Com o Fed adotando política de afrouxamento e o dólar enfraquecendo, o dólar australiano deve se beneficiar. Espera-se que o AUD/USD continue a subir.
Faixa de previsão: 0,6200-0,6600
Estratégia prática de investimento no dólar em 2025
Curto prazo (Q1-Q2): operações de oscilação
Oportunidade de alta do dólar: aumento de tensões geopolíticas (como na Tensão no Estreito de Taiwan) pode gerar compras de proteção, levando o índice do dólar a atingir 100-103. Dados de emprego nos EUA (com mais de 25 mil novas vagas) acima do esperado também podem atrasar a expectativa de cortes do Fed, sustentando a alta do dólar.
Oportunidade de baixa do dólar: cortes contínuos do Fed e política do BCE mais lenta podem fortalecer o euro, levando o índice a abaixo de 95. Além disso, leilões de títulos dos EUA fracos ou aumento do risco de inadimplência podem prejudicar a credibilidade do dólar.
Estratégia específica: traders agressivos podem fazer operações de compra e venda no índice entre 95-100, usando divergências no MACD, retrações de Fibonacci e outros indicadores técnicos para capturar reversões. Investidores mais conservadores devem aguardar sinais mais claros da política do Fed.
Médio a longo prazo (a partir do Q3): reduzir posições em dólar e alocar em ativos não americanos
À medida que o ciclo de cortes de juros se aprofunda, a vantagem dos rendimentos dos títulos do Tesouro dos EUA diminui, e o fluxo de capital tende a migrar para mercados emergentes de alto crescimento ou para a zona do euro. A tendência de desdolarização global (como os países do BRICS promovendo liquidação em moedas locais) pode enfraquecer ainda mais o papel do dólar como moeda de reserva.

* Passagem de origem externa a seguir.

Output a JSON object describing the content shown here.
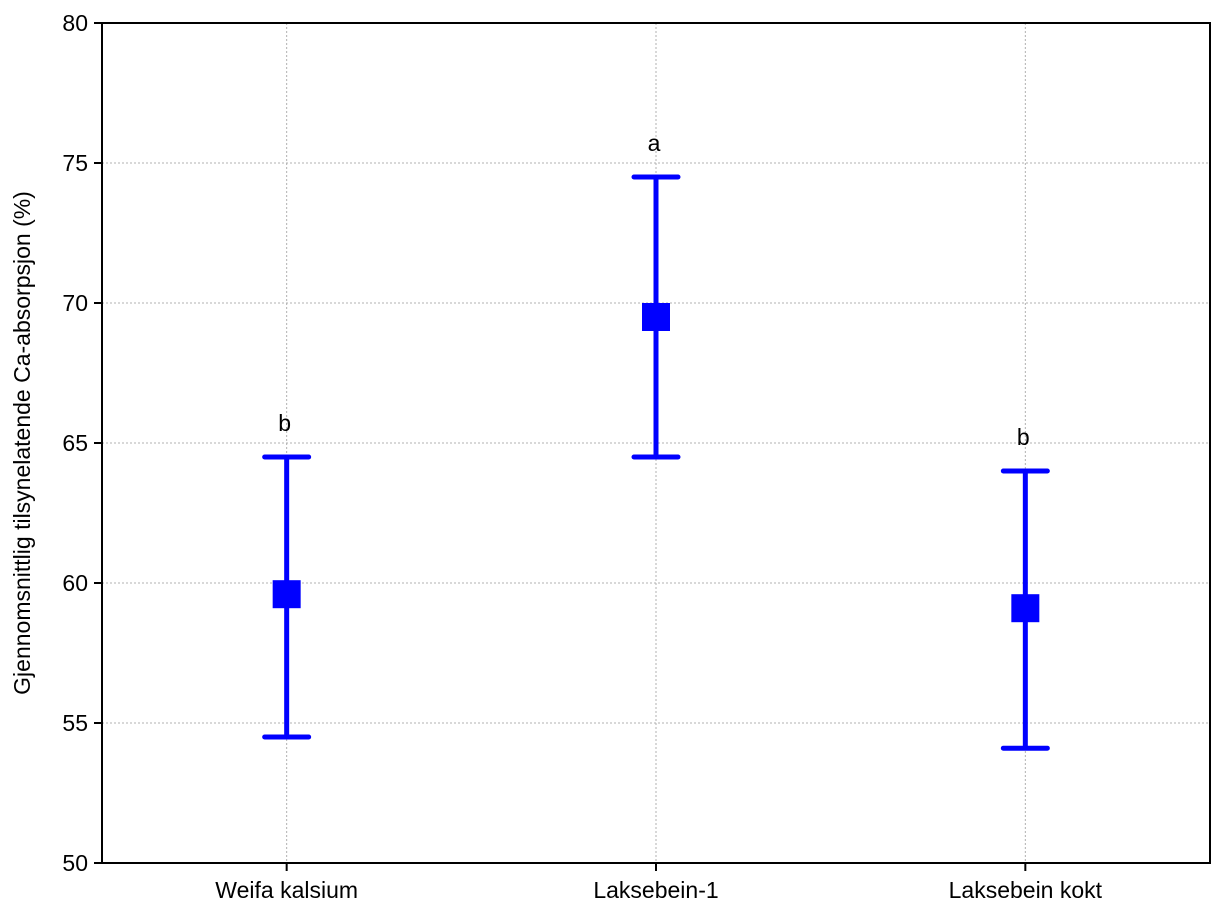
{
  "chart_data": {
    "type": "scatter",
    "title": "",
    "xlabel": "",
    "ylabel": "Gjennomsnittlig tilsynelatende Ca-absorpsjon (%)",
    "ylim": [
      50,
      80
    ],
    "yticks": [
      50,
      55,
      60,
      65,
      70,
      75,
      80
    ],
    "categories": [
      "Weifa kalsium",
      "Laksebein-1",
      "Laksebein kokt"
    ],
    "series": [
      {
        "values": [
          59.6,
          69.5,
          59.1
        ],
        "lower": [
          54.5,
          64.5,
          54.1
        ],
        "upper": [
          64.5,
          74.5,
          64.0
        ],
        "significance": [
          "b",
          "a",
          "b"
        ]
      }
    ],
    "grid": true,
    "colors": {
      "series": "#0000ff",
      "grid": "#b0b0b0",
      "axis": "#000000"
    }
  }
}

Sugestões de alocação: reduzir gradualmente posições longas em dólar, direcionando recursos para ienes, dólares australianos, ou outros pares de moedas com avaliação mais razoável, além de investir em ouro, cobre e commodities para se proteger contra a desvalorização do dólar.
Resumo principal
O movimento do dólar em 2025 será fortemente influenciado pelas políticas do Fed e pelo desempenho da economia americana. No curto prazo, há oportunidades de oscilações, mas no médio e longo prazo, o dólar enfrentará pressão de desvalorização. Apenas uma abordagem flexível, ajustando-se aos dados e eventos, permitirá capturar ganhos excessivos na volatilidade do dólar.
Seja para operações de curto prazo ou para alocação de longo prazo, compreender os ciclos históricos do dólar, captar sinais técnicos e fundamentais atuais é a chave para vencer neste ano cheio de incertezas.